I found the amount I received from the sequels being borrowed from the Lending Library was less than I would have received if I had sold the sequels instead.

I also discovered that those who invested in the books by buying them were more inclined to read that first book. Happily, about 93-97% of those buying the first book in either the Imago or Dream Merchant series return to buy some or all the books in the series. I even had some crossing over from the Imago series to read the other books in the Dream Merchant series, and vice versa, once they were done just to keep reading my novels. This is a very gratifying feeling! 😉

Have you been involved with the Kindle Direct Program? If yes, do you believe it’s worthwhile?

I tried it for The Magic Crystal and The Silver Sword, books one and two of the Dream Merchant Saga and even though I made it to the top 10 free fantasy download during the 5 days of free giveaway, either people hated it so much they couldn’t be bothered to post a review or come back for the sequel (only about 5 borrows) or they didn’t read it at all! As I said in the above question, those who had invested by paying for it were the ones returning for more!

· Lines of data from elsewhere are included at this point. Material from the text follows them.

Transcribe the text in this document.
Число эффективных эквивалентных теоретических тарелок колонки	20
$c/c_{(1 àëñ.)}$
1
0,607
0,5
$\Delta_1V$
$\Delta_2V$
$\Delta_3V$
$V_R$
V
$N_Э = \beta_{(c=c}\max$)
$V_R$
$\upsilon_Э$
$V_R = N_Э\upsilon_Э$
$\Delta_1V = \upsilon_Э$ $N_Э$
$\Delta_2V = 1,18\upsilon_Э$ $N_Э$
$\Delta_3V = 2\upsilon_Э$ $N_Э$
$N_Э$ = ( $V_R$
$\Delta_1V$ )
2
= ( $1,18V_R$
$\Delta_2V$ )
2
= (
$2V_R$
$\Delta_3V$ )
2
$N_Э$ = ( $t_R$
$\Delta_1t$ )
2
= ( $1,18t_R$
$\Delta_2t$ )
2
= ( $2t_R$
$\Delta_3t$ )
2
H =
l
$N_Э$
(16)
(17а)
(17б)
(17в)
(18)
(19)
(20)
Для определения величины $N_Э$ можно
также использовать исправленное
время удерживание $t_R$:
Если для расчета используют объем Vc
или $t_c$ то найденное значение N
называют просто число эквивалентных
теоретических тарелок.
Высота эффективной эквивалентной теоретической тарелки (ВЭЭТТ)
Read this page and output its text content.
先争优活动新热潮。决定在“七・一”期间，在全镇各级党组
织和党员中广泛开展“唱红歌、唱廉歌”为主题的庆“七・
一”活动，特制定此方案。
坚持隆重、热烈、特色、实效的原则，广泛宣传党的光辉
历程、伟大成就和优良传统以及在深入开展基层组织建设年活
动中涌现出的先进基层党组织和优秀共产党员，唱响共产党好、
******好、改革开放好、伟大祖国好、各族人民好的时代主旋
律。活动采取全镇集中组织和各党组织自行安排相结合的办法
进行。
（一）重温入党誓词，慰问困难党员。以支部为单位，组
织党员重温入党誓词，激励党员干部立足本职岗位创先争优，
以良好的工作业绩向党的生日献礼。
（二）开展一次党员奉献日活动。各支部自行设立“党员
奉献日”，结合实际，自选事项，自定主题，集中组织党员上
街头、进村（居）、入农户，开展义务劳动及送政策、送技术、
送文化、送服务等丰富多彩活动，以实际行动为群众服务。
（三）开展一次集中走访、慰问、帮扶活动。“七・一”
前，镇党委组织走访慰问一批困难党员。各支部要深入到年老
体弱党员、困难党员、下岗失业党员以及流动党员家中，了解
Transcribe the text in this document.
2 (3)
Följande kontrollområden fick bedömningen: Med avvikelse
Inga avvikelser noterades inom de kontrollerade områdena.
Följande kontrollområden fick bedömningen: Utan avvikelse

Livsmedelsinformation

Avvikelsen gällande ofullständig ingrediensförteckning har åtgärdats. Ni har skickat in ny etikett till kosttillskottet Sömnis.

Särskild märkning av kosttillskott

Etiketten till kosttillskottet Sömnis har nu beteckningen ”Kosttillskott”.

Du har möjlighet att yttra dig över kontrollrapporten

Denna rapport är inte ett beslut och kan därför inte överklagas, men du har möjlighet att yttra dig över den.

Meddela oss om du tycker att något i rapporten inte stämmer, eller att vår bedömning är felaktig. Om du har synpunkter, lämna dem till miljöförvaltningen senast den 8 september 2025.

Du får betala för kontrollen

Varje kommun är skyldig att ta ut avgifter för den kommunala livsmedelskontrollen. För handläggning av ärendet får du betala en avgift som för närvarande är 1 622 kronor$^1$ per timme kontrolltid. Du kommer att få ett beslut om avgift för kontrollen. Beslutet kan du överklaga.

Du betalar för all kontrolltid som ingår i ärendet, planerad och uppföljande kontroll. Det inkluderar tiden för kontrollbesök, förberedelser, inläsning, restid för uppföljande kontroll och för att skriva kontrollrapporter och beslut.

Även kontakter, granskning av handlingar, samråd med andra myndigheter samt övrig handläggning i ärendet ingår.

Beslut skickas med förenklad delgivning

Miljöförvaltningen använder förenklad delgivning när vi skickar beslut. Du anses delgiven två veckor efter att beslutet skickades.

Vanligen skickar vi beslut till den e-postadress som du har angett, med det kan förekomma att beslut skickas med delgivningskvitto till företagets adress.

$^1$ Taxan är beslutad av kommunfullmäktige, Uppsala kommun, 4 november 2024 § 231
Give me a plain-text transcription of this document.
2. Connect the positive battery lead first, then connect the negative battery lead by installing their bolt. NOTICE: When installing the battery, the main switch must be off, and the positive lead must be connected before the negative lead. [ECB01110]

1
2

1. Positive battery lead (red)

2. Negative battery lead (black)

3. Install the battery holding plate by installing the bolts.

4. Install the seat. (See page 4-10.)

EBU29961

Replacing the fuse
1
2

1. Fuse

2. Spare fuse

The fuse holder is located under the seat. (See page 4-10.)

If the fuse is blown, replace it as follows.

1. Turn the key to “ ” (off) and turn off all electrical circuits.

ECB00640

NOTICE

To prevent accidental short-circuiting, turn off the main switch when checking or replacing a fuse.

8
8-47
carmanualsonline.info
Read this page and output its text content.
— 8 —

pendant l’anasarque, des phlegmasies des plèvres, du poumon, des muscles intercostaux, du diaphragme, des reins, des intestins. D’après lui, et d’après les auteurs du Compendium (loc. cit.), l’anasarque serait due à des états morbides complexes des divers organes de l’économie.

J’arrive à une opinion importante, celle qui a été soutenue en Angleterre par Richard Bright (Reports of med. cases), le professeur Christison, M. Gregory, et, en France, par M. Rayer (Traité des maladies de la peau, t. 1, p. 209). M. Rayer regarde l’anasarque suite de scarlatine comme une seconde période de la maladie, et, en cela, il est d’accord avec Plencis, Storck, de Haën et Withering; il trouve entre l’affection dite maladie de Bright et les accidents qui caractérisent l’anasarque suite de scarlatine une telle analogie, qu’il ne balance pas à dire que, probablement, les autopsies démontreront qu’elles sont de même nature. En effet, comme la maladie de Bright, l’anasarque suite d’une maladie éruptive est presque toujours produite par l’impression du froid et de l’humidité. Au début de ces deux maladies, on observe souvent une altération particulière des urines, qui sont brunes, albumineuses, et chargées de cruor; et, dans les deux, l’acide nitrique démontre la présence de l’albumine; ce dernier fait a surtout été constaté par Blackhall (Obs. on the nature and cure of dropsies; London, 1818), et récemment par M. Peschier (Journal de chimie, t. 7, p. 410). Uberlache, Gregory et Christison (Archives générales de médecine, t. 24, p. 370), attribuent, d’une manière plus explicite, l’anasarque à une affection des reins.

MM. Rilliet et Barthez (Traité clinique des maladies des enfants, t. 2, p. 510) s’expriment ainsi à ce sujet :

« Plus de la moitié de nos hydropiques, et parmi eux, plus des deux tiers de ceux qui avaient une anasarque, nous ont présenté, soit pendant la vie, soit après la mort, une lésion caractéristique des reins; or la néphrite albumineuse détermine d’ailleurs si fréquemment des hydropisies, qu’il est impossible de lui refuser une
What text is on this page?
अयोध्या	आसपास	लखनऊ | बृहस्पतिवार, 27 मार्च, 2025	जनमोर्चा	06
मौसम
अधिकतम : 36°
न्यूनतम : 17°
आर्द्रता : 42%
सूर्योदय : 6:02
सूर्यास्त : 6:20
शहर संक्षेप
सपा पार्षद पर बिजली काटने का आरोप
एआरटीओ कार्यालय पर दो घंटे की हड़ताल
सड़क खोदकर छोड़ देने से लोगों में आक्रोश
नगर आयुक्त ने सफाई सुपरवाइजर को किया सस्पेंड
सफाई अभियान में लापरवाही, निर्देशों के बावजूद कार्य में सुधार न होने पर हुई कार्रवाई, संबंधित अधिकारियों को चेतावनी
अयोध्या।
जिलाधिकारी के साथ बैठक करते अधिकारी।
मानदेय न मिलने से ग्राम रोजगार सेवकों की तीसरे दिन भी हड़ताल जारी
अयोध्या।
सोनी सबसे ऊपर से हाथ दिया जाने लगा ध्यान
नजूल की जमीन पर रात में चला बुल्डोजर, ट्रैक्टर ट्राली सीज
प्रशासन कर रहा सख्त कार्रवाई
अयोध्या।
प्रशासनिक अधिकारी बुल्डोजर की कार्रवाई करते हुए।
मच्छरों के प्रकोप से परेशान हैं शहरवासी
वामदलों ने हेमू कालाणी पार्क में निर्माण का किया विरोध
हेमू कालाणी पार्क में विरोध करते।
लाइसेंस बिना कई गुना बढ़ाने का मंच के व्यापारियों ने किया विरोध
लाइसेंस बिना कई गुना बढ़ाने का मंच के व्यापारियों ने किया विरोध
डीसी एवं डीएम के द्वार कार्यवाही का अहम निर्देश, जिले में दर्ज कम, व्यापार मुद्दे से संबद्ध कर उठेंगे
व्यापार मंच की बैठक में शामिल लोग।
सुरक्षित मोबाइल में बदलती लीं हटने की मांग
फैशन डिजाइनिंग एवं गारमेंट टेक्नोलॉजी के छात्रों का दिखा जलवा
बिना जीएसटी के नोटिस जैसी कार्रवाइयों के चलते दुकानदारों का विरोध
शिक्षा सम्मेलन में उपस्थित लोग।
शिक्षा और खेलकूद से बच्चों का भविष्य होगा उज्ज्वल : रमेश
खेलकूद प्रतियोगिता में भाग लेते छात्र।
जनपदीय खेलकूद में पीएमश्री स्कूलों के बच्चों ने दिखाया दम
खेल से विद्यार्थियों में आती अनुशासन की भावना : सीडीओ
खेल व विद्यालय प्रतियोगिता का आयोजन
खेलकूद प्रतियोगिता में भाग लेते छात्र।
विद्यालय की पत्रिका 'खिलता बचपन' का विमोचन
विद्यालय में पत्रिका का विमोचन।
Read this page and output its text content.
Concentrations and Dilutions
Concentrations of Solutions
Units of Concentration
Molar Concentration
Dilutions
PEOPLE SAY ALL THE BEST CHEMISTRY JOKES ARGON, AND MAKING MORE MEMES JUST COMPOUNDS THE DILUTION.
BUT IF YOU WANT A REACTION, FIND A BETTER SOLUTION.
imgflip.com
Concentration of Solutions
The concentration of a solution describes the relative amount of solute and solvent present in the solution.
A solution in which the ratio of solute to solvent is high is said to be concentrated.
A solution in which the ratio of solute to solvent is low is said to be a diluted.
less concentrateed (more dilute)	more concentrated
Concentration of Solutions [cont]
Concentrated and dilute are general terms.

Also, I do make sales via Smashwords, particularly through the Apple Store and Kobo, but if you’re with Kindle Direct, you can’t make sales to those who prefer to buy anywhere else but Amazon.

I feel uncomfortable letting Amazon have a monopoly on book sales and I believe readers should be able to buy from the retailer of their choice. Plus, I’ve had readers tell me they love that with Smashwords, once you download an ebook, it won’t mysteriously disappear. Plus, if you switch from say a Kindle to a Kobo or iPad, if you bought through Smashwords, you can transfer these titles. Apparently, you cannot do this with Amazon purchases. You must buy them again to download onto your new reader!

What’s your favorite comfort food? Least favorite food?

Favorite comfort food: Homemade beef vegetable soup, heavy on the veggies & barley. Least favorite: Beef vegetable soup from a can.

What’s the coolest surprise you’ve ever had?

My hubby & daughter matted and framed the signed photographs of the cast from The Lord of the Rings trilogy I had languishing in a folder for years! It looks fabulous! Second surprise that was not so cool? My hubby wanted to hang these framed photos on a small wall directly behind a door that is open 98% of the time so none would see it unless that said door is closed! lol

What might we be surprised to know about you?

I am only slightly bigger/taller than my Twitter avatar! And many are quite surprised to learn that in spite of my puny size, I’m a 5th dan black belt practitioner/instructor in a discipline that incorporates 6 traditional samurai schools and 3 schools of ninjutsu and until last year, all my students were men.